There’s lissome Aisha Sharma as John’s date who makes a debut in Bollywood with Satyameva Jayate and has some intriguing scenes to play and the gorgeous Amruta Khanvilkar as Manoj’s wife, but otherwise the film is engaged by a frightened and bewildered police force in search of a killer who’s going after its corrupt. The story, written by Milap Zaveri himself, does go a bit awry in its depiction of the working and hierarchy of the police. But that’s compensated by the day and night scenes of the city. This is one film that did not need to go to Greece or Budapest for even its item song Dilbar that’s sensuously done by Norah Fatehi.
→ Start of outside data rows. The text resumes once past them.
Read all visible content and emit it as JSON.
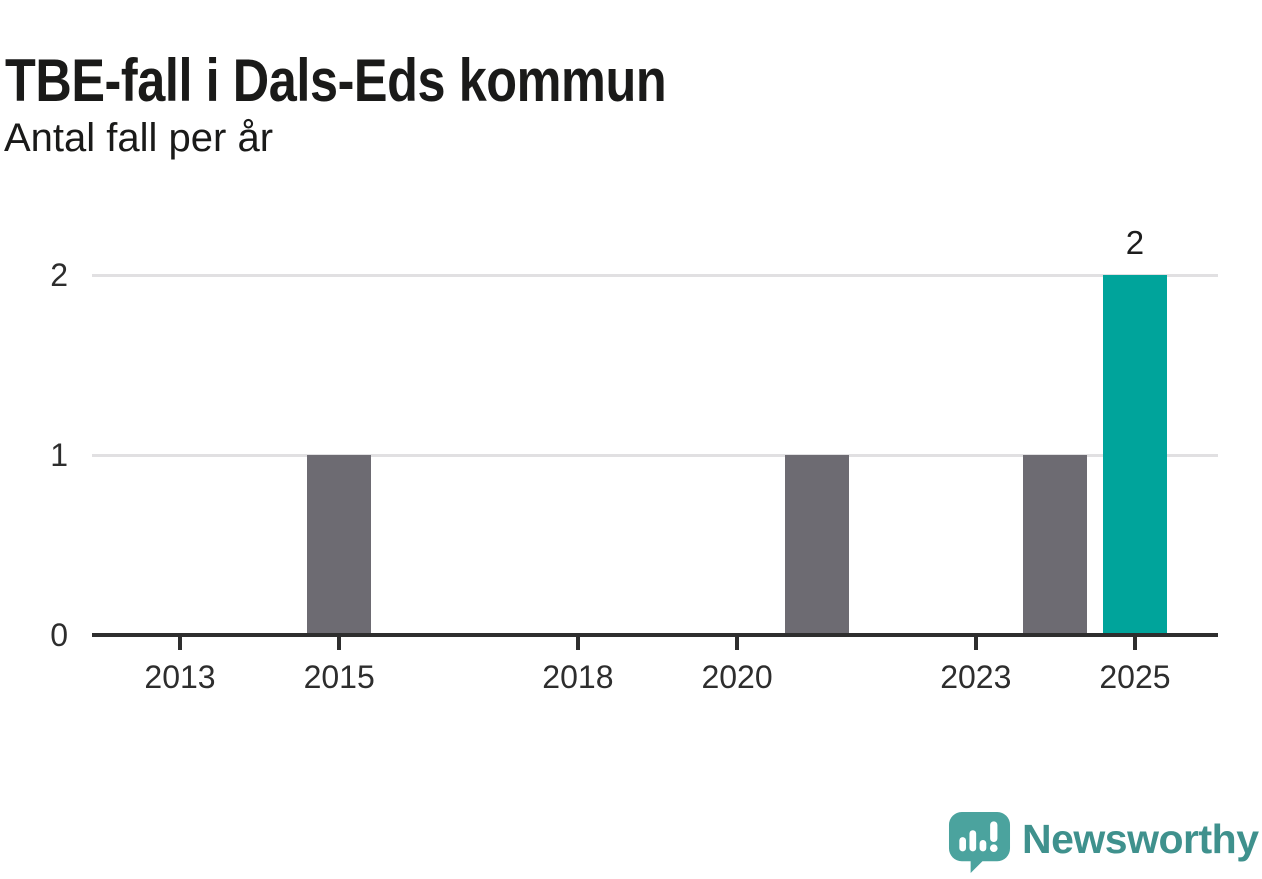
{
  "title": "TBE-fall i Dals-Eds kommun",
  "subtitle": "Antal fall per år",
  "brand": {
    "name": "Newsworthy"
  },
  "colors": {
    "text": "#1a1a19",
    "axis": "#2e2e2e",
    "axis_label": "#2d2d2d",
    "grid": "#e1e0e2",
    "bar_default": "#6d6b72",
    "bar_highlight": "#00a49b",
    "value_label": "#1d1d1d",
    "brand_icon": "#4ba39e",
    "brand_text": "#3f918d"
  },
  "chart_data": {
    "type": "bar",
    "title": "TBE-fall i Dals-Eds kommun",
    "subtitle": "Antal fall per år",
    "categories": [
      "2013",
      "2014",
      "2015",
      "2016",
      "2017",
      "2018",
      "2019",
      "2020",
      "2021",
      "2022",
      "2023",
      "2024",
      "2025"
    ],
    "values": [
      0,
      0,
      1,
      0,
      0,
      0,
      0,
      0,
      1,
      0,
      0,
      1,
      2
    ],
    "highlight_category": "2025",
    "value_labels": [
      {
        "category": "2025",
        "text": "2"
      }
    ],
    "xticks": [
      "2013",
      "2015",
      "2018",
      "2020",
      "2023",
      "2025"
    ],
    "yticks": [
      0,
      1,
      2
    ],
    "ylim": [
      0,
      2
    ],
    "xlabel": "",
    "ylabel": "",
    "grid": "horizontal-only",
    "legend": "none"
  }
}
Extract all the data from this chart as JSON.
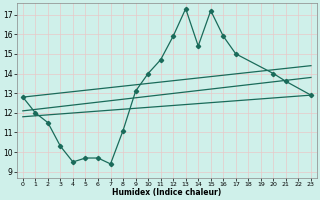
{
  "title": "",
  "xlabel": "Humidex (Indice chaleur)",
  "bg_color": "#cff0ea",
  "grid_color": "#e8c8c8",
  "line_color": "#1a6b5a",
  "xlim": [
    -0.5,
    23.5
  ],
  "ylim": [
    8.7,
    17.6
  ],
  "yticks": [
    9,
    10,
    11,
    12,
    13,
    14,
    15,
    16,
    17
  ],
  "xticks": [
    0,
    1,
    2,
    3,
    4,
    5,
    6,
    7,
    8,
    9,
    10,
    11,
    12,
    13,
    14,
    15,
    16,
    17,
    18,
    19,
    20,
    21,
    22,
    23
  ],
  "main_x": [
    0,
    1,
    2,
    3,
    4,
    5,
    6,
    7,
    8,
    9,
    10,
    11,
    12,
    13,
    14,
    15,
    16,
    17,
    20,
    21,
    23
  ],
  "main_y": [
    12.8,
    12.0,
    11.5,
    10.3,
    9.5,
    9.7,
    9.7,
    9.4,
    11.1,
    13.1,
    14.0,
    14.7,
    15.9,
    17.3,
    15.4,
    17.2,
    15.9,
    15.0,
    14.0,
    13.6,
    12.9
  ],
  "upper_line_x": [
    0,
    23
  ],
  "upper_line_y": [
    12.8,
    14.4
  ],
  "mid_line_x": [
    0,
    23
  ],
  "mid_line_y": [
    12.1,
    13.8
  ],
  "lower_line_x": [
    0,
    23
  ],
  "lower_line_y": [
    11.8,
    12.9
  ]
}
John Abraham fans will welcome the hunk back to the screen. His last film, Parmanu that released in May, had no action and in fact showed him getting beaten by a Pakistani ISI agent. With Satyameva Jayate, he gets to do what he’s best at: effortlessly lifting baddies and dashing them to the ground and ripping apart automobiles with his bare hands. He’s entirely believable. As for Manoj, after Baaghi 2 earlier this year he’s playing a cop again but this time he’s the good guy. Good guy or bad, his gritty dialogue is unmatchable. And the face-off between the two actors, a test of brawn and brain, is paisa vasool. It leads up to the moral of this story: that truth always triumphs.